Winner of the 2008 Pulitzer Prize for Drama and the 2008 Tony Award for Best New Play. Now a major motion picture!
"A tremendous achievement in American playwriting: a tragicomic populist portrait of a tough land and a tougher people." —TimeOut New York
"Tracy Letts' August: Osage County is what O'Neill would be writing in 2007. Letts has recaptured the nobility of American drama's mid-century heyday while still creating something entirely original." —New York magazine
“I don’t care if August: Osage County is three-and-a-half hours long. I wanted more.†–Howard Shapiro, Philadelphia Inquirer
"This original and corrosive black comedy deserves a seat at the table with the great American family plays."—Time
One of the most bracing and critically acclaimed plays in recent history, August: Osage County is a portrait of the dysfunctional American family at its finest—and absolute worst.
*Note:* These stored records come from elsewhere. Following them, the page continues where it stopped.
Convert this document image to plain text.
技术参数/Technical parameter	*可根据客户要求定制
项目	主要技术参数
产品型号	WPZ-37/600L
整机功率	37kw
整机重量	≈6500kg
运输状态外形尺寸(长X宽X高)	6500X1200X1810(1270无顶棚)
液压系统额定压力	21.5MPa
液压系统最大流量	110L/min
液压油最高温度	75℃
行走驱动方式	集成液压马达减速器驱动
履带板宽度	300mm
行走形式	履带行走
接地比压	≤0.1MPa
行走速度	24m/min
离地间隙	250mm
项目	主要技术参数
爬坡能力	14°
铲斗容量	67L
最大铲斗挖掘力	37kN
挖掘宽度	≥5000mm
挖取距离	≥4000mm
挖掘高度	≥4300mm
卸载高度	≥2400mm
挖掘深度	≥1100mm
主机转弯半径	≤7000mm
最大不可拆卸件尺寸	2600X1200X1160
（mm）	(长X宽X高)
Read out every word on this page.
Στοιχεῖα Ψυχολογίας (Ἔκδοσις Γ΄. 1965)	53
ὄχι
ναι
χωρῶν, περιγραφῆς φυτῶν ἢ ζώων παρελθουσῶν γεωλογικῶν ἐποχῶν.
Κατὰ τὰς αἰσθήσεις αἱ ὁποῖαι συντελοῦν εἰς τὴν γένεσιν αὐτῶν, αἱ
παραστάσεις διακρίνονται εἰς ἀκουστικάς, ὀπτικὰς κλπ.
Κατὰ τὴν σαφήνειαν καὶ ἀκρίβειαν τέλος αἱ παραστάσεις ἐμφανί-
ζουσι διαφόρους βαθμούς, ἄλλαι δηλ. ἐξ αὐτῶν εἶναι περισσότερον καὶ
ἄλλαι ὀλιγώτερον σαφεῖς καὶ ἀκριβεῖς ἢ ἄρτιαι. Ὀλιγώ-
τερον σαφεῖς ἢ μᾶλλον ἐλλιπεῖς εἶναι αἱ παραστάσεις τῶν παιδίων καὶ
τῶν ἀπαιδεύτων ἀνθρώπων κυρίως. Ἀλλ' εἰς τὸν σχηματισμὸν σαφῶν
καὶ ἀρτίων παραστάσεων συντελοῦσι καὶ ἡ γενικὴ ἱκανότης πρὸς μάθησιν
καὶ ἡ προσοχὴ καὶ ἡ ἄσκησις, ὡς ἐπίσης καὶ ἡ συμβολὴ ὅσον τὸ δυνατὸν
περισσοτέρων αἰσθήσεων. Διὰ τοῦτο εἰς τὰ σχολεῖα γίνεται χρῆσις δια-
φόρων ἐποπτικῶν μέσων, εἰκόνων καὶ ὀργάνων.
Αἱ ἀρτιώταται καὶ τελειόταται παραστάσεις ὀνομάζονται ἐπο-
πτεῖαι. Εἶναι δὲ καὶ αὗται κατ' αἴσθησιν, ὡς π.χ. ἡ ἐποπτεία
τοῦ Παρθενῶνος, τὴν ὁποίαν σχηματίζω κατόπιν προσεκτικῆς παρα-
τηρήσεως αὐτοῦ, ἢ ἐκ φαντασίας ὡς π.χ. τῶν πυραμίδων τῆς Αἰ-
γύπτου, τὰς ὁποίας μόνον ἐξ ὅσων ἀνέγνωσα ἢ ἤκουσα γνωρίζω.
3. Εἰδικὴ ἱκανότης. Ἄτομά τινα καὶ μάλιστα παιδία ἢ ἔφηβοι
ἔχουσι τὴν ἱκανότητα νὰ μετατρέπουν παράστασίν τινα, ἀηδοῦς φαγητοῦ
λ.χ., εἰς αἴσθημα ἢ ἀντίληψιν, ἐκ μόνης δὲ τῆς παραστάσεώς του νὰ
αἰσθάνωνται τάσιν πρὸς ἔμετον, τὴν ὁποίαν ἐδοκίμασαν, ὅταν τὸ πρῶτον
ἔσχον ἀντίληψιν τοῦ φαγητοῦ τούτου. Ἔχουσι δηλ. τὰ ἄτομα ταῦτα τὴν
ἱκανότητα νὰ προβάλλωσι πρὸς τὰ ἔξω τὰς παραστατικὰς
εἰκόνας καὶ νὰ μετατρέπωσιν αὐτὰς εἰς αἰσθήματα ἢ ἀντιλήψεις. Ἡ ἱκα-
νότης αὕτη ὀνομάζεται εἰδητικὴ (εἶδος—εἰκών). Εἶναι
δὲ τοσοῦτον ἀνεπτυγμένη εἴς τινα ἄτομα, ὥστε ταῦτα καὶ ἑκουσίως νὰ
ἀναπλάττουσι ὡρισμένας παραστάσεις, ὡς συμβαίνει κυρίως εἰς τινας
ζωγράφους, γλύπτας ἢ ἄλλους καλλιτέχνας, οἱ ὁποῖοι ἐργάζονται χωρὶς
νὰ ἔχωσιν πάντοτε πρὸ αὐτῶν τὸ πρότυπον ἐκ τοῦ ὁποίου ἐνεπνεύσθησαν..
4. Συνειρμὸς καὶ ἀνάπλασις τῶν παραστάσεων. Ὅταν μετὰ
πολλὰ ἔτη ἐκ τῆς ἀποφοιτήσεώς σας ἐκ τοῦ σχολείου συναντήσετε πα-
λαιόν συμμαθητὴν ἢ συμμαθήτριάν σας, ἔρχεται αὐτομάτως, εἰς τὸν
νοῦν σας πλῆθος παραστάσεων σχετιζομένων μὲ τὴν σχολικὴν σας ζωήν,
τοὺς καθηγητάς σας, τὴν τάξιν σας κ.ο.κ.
When the patriarch of the Weston clan disappears one hot summer night, the family reunites at the Oklahoma homestead, where long-held secrets are unflinchingly and uproariously revealed. The three-act, three-and-a-half-hour mammoth of a play combines epic tragedy with black comedy, dramatizing three generations of unfulfilled dreams and leaving not one of its thirteen characters unscathed. August: Osage County has been produced in more than twenty countries worldwide and is now a major motion picture starring Meryl Streep, Julia Roberts, Chris Cooper, Dermot Mulroney, Sam Shepard, Juliette Lewis, and Ewan McGregor.
Tracy Letts is the author of Killer Joe, Bug, and Man from Nebraska, which was a finalist for the 2004 Pulitzer Prize for Drama. His plays have been performed throughout the country and internationally. A performer as well as a playwright, Letts is a member of the Steppenwolf Theatre Company, where August: Osage County premiered.